Newton Duff was, like Soames, a large man, but the resemblance ended there. Soames was fair, Duff was dark; one was friendly, the other gruff; one was ineffective, the other was furiously effective; one was known to drink and dissipate, the other was of an iron constitution. Soames and Duff under one roof?
“And is he impoverished, Graham?”
“On the contrary, sir, he grew immensely richer this week because of the positive turn in the stock market.”
“He trades?”
“Heavily, I understand, sir. I believe his largest holdings are the Star Company and the Pacific Trust, two companies that deal in speculation on overseas goods. In fact, I think both Mr. Duff and Mr. Soames have some relationship to the Pacific company; it might bear looking into.”
“No, I think the answer is probably closer to home. It doesn’t sound like much of a time, between Soames, who’s always drunk, and Duff, who growls if you look at him, and this lad Eustace Bramwell, who’s no doubt covered with spots and wears thick glasses. Did Barnard seek out any better company?”
“There is the other nephew, sir.”
“The other?”
“Yes, sir.”
“Lady Jane always says that nephews are a plague, sent to humble us before God, Graham.”
“No doubt she is correct, sir.”
“What’s this one called?”
“Claude Barnard, sir. He is the son of Mr. Barnard’s younger brother, Stephen.”
“I met him.”
“Sir?”
“This morning. He swore in front of me and said it was early, even though it was eight o’clock.”
“The younger generation, sir, is notoriously lax.”
“Is this other nephew bookish, as well?”
“On the contrary, sir, he frequents the Jumpers at all hours, and it was he who paved his cousin’s way into the club. Otherwise Eustace Bramwell might have been blackballed, from what I learned, sir. Cambridge men are unpopular there.”
“Claude is popular, then?”
“Yes, sir. He is twenty-five and still studies at Oxford, but comes down to London to stay whenever the feeling takes him, or so it seems to the members of the household.”
“What does he study?”
“First he studied to enter the clergy, sir, then he changed to history and then to the study of literature.”
“Not botany?”
“No, sir.”
“It’s a shame. Unless-are he and his cousin close?”
“Not at all, sir. Beyond the effort of paving his way into the Jumpers, they barely know each other.”
“Curious.”
“Yes, sir. I understand there is some question of rivalry between Mr. Barnard’s younger sister and his younger brother, though both are on good terms with Mr. Barnard himself for self-evident reasons.”

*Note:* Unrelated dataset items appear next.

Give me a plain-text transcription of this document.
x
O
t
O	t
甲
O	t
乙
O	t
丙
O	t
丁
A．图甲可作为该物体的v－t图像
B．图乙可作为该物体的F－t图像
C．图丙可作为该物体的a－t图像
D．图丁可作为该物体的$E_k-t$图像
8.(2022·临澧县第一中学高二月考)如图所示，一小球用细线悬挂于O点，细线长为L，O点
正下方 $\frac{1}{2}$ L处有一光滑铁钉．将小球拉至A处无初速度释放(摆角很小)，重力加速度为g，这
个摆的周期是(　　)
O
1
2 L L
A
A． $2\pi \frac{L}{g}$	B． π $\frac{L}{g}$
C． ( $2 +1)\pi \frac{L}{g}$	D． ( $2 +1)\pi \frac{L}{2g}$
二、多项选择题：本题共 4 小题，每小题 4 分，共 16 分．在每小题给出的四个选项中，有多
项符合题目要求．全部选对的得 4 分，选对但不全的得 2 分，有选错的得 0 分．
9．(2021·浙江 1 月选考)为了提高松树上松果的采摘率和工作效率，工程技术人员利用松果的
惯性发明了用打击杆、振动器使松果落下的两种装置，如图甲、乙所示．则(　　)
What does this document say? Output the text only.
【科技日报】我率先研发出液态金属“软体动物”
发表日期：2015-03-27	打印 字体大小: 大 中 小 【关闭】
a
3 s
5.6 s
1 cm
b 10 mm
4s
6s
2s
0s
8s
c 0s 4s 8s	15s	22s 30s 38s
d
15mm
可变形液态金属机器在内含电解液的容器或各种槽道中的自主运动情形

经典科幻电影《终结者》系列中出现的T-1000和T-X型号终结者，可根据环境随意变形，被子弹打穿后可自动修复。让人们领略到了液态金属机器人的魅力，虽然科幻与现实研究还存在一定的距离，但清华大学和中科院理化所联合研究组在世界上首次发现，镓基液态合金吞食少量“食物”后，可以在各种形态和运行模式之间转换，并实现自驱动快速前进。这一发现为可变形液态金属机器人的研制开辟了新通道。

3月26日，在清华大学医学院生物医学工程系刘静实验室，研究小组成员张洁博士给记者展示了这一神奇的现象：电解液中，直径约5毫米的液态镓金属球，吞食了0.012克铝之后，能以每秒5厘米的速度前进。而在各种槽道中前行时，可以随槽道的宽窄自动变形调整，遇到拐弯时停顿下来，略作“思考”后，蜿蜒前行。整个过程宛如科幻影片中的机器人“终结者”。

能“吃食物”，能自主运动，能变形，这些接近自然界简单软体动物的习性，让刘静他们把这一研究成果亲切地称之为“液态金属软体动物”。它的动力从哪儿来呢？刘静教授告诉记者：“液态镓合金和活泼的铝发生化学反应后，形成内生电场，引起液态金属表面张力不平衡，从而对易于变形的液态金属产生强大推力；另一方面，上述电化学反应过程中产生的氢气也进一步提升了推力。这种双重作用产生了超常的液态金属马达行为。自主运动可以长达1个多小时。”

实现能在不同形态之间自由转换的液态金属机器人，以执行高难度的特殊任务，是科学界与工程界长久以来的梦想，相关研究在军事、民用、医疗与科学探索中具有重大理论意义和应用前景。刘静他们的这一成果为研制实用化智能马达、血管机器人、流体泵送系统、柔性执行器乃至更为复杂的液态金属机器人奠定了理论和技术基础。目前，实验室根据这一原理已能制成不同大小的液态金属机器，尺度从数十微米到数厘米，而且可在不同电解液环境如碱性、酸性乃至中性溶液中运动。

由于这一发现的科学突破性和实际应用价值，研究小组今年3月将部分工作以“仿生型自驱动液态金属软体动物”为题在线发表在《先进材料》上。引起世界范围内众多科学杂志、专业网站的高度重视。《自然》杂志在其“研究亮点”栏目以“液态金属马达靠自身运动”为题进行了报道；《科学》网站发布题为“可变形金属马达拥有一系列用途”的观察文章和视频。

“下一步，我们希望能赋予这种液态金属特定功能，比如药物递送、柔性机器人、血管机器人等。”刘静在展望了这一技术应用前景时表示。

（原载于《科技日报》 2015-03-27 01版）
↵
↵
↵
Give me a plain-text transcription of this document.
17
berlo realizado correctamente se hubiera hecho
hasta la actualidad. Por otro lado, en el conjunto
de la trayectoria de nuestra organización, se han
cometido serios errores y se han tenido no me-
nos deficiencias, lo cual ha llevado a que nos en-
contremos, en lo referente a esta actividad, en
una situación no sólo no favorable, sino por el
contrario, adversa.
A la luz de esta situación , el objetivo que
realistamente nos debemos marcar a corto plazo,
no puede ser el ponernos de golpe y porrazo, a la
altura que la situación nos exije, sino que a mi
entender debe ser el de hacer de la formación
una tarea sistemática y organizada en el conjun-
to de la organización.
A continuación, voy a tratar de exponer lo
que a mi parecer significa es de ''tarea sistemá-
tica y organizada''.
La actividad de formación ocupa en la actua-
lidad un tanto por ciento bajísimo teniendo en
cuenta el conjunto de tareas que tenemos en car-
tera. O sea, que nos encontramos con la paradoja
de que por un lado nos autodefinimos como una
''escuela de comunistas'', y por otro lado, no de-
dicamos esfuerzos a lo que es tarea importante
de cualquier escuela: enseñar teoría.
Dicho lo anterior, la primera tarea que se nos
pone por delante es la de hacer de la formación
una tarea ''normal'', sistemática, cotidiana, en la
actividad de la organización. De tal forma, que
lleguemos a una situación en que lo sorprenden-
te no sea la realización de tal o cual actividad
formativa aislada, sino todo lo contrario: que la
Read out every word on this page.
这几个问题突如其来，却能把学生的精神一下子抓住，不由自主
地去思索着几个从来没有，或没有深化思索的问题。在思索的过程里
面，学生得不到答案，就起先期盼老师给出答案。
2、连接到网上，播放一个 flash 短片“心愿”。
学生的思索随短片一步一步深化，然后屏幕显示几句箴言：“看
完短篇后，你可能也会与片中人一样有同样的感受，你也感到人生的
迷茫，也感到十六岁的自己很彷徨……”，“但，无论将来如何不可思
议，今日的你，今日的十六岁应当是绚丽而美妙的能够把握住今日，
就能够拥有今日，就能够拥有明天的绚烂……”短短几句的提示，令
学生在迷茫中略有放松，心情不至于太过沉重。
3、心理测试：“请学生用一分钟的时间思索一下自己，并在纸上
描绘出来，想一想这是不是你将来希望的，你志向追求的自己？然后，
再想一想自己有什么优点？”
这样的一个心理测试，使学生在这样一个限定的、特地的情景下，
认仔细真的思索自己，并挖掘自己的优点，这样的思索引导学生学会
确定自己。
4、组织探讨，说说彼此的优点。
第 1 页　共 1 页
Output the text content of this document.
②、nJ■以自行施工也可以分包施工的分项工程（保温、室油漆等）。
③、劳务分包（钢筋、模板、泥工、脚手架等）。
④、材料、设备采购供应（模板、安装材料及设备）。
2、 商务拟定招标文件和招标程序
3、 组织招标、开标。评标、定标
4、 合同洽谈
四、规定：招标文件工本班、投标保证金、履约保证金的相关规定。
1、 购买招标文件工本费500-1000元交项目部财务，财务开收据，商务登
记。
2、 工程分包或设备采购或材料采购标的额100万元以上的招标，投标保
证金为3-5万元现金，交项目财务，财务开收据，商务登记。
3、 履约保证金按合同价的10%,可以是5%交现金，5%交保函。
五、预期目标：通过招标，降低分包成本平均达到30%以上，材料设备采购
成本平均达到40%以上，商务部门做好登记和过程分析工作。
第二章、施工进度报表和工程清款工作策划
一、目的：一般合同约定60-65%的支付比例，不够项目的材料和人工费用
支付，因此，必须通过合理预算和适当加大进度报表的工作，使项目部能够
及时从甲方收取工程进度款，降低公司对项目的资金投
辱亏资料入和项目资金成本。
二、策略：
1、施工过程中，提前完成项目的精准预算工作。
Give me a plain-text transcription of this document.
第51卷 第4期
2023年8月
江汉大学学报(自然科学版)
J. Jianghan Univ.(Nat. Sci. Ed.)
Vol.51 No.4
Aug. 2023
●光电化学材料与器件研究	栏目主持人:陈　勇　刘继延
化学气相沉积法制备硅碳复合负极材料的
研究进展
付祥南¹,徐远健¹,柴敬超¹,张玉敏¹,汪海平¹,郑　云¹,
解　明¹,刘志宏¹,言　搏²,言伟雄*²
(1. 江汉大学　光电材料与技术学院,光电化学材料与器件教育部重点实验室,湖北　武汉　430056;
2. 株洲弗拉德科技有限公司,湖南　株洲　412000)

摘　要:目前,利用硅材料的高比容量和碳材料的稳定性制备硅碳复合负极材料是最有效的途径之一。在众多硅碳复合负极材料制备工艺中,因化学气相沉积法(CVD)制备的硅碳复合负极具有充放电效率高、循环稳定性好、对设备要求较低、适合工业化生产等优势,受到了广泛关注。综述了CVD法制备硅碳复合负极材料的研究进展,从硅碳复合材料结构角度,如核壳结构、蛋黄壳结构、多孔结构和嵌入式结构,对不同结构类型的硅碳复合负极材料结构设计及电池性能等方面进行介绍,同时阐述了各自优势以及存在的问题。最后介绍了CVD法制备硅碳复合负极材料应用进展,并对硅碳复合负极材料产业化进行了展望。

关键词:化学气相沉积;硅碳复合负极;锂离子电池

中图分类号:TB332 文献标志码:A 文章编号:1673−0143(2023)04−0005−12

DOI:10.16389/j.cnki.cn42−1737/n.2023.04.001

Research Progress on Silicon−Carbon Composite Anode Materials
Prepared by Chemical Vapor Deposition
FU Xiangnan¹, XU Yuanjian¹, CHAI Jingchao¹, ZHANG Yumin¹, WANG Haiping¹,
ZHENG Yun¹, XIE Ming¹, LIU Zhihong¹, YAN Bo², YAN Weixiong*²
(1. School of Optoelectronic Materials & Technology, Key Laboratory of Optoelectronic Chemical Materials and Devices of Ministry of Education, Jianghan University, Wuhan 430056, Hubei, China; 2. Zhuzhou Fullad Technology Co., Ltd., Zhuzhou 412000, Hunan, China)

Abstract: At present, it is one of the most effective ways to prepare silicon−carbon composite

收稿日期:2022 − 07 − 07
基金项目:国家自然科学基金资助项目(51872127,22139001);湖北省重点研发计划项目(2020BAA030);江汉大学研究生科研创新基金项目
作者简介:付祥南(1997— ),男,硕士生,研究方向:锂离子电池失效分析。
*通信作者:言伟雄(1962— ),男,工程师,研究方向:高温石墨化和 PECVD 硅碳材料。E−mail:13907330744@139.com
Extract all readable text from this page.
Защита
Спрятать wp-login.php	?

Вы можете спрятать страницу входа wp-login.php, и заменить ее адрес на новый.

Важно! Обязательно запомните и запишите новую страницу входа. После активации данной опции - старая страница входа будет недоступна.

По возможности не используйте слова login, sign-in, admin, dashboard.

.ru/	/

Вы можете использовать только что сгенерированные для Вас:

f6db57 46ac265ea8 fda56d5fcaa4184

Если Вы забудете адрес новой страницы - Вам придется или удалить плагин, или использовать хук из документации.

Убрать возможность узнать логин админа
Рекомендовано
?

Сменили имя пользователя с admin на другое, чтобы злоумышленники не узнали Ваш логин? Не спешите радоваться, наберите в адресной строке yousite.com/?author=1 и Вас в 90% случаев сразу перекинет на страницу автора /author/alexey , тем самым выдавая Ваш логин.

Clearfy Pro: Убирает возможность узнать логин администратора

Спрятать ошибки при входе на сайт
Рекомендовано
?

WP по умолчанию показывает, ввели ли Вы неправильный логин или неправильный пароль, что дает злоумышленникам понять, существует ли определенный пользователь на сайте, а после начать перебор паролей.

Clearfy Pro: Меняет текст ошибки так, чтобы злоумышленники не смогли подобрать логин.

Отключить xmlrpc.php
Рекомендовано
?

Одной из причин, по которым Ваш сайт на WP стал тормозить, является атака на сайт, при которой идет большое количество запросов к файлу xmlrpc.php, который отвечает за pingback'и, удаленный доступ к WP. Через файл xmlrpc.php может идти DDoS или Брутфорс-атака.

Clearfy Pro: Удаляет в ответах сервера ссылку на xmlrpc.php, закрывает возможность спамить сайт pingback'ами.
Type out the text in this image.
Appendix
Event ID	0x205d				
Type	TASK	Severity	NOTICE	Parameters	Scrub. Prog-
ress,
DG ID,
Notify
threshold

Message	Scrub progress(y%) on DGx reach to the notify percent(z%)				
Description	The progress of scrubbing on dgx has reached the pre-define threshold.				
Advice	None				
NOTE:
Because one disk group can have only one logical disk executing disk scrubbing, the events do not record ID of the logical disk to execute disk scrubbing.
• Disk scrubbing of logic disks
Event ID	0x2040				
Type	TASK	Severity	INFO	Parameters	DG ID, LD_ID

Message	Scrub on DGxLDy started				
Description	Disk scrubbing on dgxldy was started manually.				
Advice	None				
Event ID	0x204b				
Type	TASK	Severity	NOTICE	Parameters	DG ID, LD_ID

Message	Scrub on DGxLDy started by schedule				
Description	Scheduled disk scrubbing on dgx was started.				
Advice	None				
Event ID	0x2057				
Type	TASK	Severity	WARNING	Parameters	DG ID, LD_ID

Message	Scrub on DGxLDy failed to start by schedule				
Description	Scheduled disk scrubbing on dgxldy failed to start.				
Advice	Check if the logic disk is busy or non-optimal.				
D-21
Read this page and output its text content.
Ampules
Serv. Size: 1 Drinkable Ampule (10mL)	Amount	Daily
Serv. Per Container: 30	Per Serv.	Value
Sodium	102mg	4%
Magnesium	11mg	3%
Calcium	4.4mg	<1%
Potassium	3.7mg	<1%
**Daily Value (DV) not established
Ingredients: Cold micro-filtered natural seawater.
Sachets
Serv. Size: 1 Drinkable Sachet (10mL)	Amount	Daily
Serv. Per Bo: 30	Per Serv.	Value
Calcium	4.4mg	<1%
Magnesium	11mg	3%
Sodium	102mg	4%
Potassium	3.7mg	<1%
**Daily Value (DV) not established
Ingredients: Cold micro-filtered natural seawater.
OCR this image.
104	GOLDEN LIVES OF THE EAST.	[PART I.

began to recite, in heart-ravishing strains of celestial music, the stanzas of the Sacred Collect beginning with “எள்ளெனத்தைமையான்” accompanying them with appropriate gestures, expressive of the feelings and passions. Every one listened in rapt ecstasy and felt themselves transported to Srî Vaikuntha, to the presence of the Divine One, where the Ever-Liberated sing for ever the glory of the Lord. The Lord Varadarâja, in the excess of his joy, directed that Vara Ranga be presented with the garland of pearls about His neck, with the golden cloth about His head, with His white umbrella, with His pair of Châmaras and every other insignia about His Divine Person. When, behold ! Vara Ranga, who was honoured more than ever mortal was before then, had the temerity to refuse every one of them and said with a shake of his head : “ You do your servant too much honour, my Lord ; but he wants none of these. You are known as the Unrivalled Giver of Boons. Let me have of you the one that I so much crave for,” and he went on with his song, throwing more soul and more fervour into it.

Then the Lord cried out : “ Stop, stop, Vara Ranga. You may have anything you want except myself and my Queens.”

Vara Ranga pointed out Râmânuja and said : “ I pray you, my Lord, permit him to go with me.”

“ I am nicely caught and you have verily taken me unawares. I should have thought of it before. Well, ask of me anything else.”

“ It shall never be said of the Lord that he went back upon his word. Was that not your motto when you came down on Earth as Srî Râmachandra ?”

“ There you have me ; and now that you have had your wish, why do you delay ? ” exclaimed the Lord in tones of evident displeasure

“Rich as Croesus, twice as old.”
“Precisely, sir.”
“Although really he’s only sixty or so.”
“Yes, sir.”
“Ten years ago he was only fifty. And fifty is quite young.”
“Quite, sir.”
“And who is the last guest, Graham?”
“A surprising one, sir: Colonel Roderick Potts.”
“Ah,” said Lenox. Potts. That complicated things. He was a steel manufacturer, and the richest untitled man in the whole of the British Isles.